Elizabeth Eleanor Siddall
In Brief

Born in London on the 25th of July 1829, Elizabeth Eleanor Siddal (the family name was ' Siddall' but she signed with a shorter spelling), daughter of a cutler and small businessman from Sheffield.

There are no records of her education until the age of 18, where it is known that Miss Siddall was working both as a milliners apprentice and dressmakers assistant in a shop on Cranbourne Alley. She came to the attention of a Mr William Allingham, a writer who was associated with the members of the Pre-Raphaelite 'vortex', when he saw her working at the milliners. Allingham later told Walter Deverell, another artist in the vortex, who had his mother convince Miss Siddall to pose for him as Viola in his painting "Twelfth Night".

In 1852, Millais composed and painted the portrait of 'Ophelia' in his converted greenhouse studio. Miss Siddall was working as his model lying, day after day, in a bath of water, heated only by candles and oil lamps situated underneath the bath. It was as a result of which she contracted pneumonia. As a result a complaint was brought against Millais from Miss Siddalls father, with the threat for an action of £50 damages. The action was settled and the resulting painting was considered to be the best likeness ever painted of her.

Further in 1852, Miss Siddall started informal studies with Dante Gabriel Rossetti. Worked mainly in watercolours, taking inspiration from a wide variety of sources, including Shakespeare, the Bible, poets and balladeers, Miss Siddall had a tendency toward the works of Tennyson. In 1855, Mrs Tennyson even tried to get Elizabeth included in the Moxon Tennyson but was unable to do so, the official reason being that Miss Siddall was too unknown.

In 1855 she secured patronage from John Ruskin. It was from this time that she produced a range of small pictures and composed a collection of poems. Ruskin's allowance allowed Miss Siddall to visit Paris and Nice for the sake of her variable health. With her exhibition debut at the Pre-Raphaelite salon at Russell Place in the summer of 1857, which included drawings on literary subjects and a self-portrait in oils; the watercolour Clerk Saunders was also included in the British Art show that toured the USA.

In 1857-1588 Miss Siddall visited Sheffield, where she made use of the art school facilities, and Matlock in Derbyshire. Depression and ill-health which had been plaguing her for a number of years continued unabated throughout, no doubt, unaided by the repeated consumption of laudanum,

In May 1860, at a time of sickness, and after a seven year engagement she married Rossetti.
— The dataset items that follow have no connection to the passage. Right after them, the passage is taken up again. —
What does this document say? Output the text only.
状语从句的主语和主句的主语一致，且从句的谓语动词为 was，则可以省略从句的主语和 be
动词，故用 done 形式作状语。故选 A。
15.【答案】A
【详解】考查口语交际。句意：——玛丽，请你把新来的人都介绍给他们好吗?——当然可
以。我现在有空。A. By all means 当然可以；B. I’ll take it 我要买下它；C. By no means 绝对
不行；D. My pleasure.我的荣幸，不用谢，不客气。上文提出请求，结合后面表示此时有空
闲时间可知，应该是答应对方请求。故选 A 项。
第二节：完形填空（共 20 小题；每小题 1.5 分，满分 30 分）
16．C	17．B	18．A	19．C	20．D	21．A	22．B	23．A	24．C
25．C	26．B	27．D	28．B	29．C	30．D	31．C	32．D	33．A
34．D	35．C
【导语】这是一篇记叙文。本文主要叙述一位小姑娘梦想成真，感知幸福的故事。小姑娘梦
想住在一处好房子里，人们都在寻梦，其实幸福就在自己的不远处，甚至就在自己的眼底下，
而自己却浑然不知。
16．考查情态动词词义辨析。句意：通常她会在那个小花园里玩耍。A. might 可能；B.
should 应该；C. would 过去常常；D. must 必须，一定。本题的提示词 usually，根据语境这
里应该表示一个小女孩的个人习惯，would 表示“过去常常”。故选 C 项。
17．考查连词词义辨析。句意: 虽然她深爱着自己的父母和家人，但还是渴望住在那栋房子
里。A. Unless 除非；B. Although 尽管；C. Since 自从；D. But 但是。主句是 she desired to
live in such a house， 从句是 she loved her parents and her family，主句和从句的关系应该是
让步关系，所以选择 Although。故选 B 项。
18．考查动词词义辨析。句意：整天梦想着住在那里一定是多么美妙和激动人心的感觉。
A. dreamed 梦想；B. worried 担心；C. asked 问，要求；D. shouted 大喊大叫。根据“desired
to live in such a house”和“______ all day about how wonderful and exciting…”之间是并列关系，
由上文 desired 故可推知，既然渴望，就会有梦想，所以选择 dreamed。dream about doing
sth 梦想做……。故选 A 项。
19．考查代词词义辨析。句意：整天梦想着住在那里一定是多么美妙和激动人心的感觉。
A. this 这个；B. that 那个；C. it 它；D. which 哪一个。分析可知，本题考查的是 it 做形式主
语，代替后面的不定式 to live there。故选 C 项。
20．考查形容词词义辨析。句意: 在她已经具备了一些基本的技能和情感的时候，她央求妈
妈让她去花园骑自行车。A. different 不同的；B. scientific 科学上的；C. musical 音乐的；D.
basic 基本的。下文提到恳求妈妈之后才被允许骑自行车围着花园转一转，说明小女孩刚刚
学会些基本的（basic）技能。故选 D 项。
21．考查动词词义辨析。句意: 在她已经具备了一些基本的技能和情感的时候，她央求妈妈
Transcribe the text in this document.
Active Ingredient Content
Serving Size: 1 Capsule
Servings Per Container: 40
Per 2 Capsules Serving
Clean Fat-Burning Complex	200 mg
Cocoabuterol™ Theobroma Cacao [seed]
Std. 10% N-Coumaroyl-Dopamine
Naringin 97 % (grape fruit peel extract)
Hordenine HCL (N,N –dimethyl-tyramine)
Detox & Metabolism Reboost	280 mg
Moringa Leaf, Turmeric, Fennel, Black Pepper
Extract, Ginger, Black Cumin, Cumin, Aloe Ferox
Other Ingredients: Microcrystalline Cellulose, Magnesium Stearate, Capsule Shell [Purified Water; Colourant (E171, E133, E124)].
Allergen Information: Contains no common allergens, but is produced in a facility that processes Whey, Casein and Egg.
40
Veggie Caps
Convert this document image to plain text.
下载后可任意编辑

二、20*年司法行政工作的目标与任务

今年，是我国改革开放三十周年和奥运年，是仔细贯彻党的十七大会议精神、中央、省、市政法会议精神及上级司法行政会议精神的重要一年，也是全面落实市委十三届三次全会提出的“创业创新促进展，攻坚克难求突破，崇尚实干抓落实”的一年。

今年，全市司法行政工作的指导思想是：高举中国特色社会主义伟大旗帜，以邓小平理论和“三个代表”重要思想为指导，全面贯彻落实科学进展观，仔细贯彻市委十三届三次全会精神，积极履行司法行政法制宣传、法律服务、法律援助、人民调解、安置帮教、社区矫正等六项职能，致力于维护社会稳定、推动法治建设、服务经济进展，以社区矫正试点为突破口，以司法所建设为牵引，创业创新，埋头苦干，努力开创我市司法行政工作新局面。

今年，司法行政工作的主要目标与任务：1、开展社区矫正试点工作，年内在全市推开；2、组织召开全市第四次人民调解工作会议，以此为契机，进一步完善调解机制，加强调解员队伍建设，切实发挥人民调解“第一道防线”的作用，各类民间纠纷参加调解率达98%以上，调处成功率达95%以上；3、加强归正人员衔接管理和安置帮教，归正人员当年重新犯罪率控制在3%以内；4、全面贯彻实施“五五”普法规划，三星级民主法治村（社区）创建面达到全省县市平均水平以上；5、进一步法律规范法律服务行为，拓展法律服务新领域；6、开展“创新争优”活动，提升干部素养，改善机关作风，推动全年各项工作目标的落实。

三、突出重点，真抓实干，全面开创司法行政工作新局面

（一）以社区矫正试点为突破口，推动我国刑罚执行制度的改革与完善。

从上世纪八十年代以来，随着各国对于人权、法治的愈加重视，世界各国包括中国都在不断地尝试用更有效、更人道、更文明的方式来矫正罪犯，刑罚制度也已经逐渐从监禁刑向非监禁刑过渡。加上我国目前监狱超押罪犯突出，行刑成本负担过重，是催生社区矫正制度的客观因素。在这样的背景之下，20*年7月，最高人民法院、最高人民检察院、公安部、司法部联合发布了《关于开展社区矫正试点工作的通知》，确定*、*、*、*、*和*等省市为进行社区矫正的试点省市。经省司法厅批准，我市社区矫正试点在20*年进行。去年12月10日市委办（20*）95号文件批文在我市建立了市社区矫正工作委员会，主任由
Miss Siddall and Rossetti were married only two years, settling with him in London where she continued working, on romantic-medieval watercolours, assisting also with the decoration of William Morris's Red House and planning to collaborate on illustrations with Georgiana Burne-Jones

In the January of 1861, Miss Siddall gave birth to a stillborn daughter. Her grieving was unaided by the onset of prenatal depression, despite which, a few months later, Miss Siddall became pregnant once again.

Elizabeth Eleanor Siddall died from a laudanum overdose in the February of 1862, at the age of 32. Officially recorded as an "Accidental Death." her open coffin was presented to mourners in the sitting room of their house in Highgate village

Seven years later, Rossetti's artistic and literary reputation had begun to diminish, due in no small part to his increasing addiction to Whisky and chloral. Charles Augustus Howell, Rossetti's literary agent, in an attempt to bring his client back to public eye, suggested to Rossetti that love poems written by Rossetti and in a fit of grief had been buried with his late wife should be exhumed and published. To save public discomfort, the grave was exhumed after dark. Unfortunately, the love poems were not the literary success expected. Rossetti further collected the late Elizabeth Siddalls works, photographed her drawings and sketches, from which her ideas and output can be reconstructed.